What we’ve learned at Juice over 10 years and hundreds of implementations is that customer-facing data initiatives succeed when you deliver a product, not a project. You need a product mindset to reduce risks, make customers happy, and deliver revenue. Having a product mindset means:
Acting like you are delivering a game release to millions of gamers for a midnight deadline.
Treating every deadline as a missed product launch (with lost revenue).
Recognizing that disappointing users will hurt your organization’s reputation.
Here is an illustration of how a new way of designing and delivering data products looks compared to the traditional IT BI project.
Here are three things you need to do to improve your odds for your external data initiative, i.e. customer reporting, embedded analytics, customer-facing machine learning product, etc.
1. Set a product launch date
With a product mindset you have a product launch and not a project plan. Product launches involve more stakeholders, like marketing and sale so accountability is extended beyond the project manager. With many teams committed to an on-time date and increased executive visibility, there are lots of folks with skin in the game.
Products (not projects) have a revenue commitment. As a general rule, you won’t get any of marketing or sales time if there isn’t revenue attached to the initiative. One agile process we love to get the organization bought into the initiative are release readiness meetings. If facilitated well, each team actively participates and has a stake in go/no go decisions. This force stakeholders to make commitments and take interest in the outcome.
Missing dates isn’t the real issue; it’s the consequences of missed dates which dramatically affect your data product initiative. Missed dates makes additional funding more challenging as executives question the initiative’s (and team’s) ability to meet goals. It affects your reputation with customers and their confidence in you to deliver. Note the diagram above. As soon as the launch date is missed there is lost revenue and that gets noticed more than a missed project date.
2. Plan for 2.0 version from Day One
When you have a product and agile mindset, it's all about getting a small, valued first release into the market because you know there will be a 2.0 version. With a 2.0 of your data application, you’re not trying for the perfect data product, but one the market will use. This changes the way you gather requirements and prioritize features. When it's only a one-time project, it is easy to go overboard, taking weeks to define your requirements. Here’s a good article describing an MVP product’s functionality and their illustration of how to prioritize features for your initial product.
Talk about 2.0 often, particularly with executives, to set their expectation that funding the initiative is an on-going endeavor and not just a single capital or funding request. When executives and customers know there is a 2.0, then every feature doesn’t have to be in the first release, helping reduce product complexity and likelihood of missed dates. Success improves if you build and share prototypes and explicitly deliver an MVP.
3. Talk about apps, not reports
We’ve touched on this point before, but it bears repeating.
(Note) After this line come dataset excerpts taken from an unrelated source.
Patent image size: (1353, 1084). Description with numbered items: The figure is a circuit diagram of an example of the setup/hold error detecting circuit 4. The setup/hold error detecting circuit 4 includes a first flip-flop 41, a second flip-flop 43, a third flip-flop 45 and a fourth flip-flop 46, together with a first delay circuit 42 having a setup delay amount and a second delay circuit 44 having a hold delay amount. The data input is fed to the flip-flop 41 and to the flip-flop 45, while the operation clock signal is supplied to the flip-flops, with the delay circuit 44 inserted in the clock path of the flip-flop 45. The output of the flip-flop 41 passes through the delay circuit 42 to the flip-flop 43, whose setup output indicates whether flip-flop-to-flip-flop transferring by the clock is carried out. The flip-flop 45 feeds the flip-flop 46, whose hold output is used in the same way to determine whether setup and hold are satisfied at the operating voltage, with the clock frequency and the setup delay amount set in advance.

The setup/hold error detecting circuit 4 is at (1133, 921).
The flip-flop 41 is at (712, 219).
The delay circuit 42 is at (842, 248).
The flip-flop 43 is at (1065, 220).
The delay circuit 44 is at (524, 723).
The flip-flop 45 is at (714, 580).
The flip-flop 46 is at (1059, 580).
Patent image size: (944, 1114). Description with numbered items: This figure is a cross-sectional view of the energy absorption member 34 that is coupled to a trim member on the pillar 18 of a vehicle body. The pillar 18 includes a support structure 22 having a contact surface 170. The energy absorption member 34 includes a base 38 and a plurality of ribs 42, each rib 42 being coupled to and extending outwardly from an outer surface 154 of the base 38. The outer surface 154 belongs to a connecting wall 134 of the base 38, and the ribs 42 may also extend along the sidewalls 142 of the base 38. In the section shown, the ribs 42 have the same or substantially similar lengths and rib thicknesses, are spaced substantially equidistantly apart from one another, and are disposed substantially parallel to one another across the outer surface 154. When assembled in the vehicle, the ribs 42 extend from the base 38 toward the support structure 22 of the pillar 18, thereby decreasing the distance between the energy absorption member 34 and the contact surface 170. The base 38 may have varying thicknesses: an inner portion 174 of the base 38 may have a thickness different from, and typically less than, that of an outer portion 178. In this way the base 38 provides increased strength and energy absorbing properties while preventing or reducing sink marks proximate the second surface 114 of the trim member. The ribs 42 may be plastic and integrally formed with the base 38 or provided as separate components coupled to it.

When you think of your solution as an application, it forces you to solve a problem. With a product mindset you spend more time on understanding the problem you want to solve vs. capturing feature wish-lists. As a data product manager, your new product mindset and focus on a series of apps vs. one large data project forces you to segment your audiences. You can now target each audience’s specific needs. Now that you’re delivering an app, your users will be more inclined to know when and how to use it. Apps, by their nature, have training and support built-in, reducing risks in implementation and adoption.
There are some challenges that will arise with an "app focus”. When delivering data apps, you’re creating a more prescriptive experience for your users. Those users or customers wanting to explore insights and define their own solutions could be disappointed. The right way to address this challenge is to view these data explorers as a unique audience with their own application needs since exploring data and presenting results are different problems.
Sure, we’ve now taken your single data initiative and made it into numerous projects. While it might be scary at first, it is most likely the reality of what your customers expect anyway. You didn’t expect to be able to meet the needs of all customers with a single offering did you? With your new found perspective you’re ready to think about your data initiative not as a single project, but eventually as a portal or app store to deliver many new products.
The Product Mindset
The product mindset is rooted in adopting agile methodology. The big IT project mentality hurts your customer data initiative and adds more risk. There are many excuses as to why folks don’t want to adopt a product mindset or agile for BI projects. We’ve heard them all; however if you feel like your organization wants to be part of the data economy, then building and launching data products is in your future.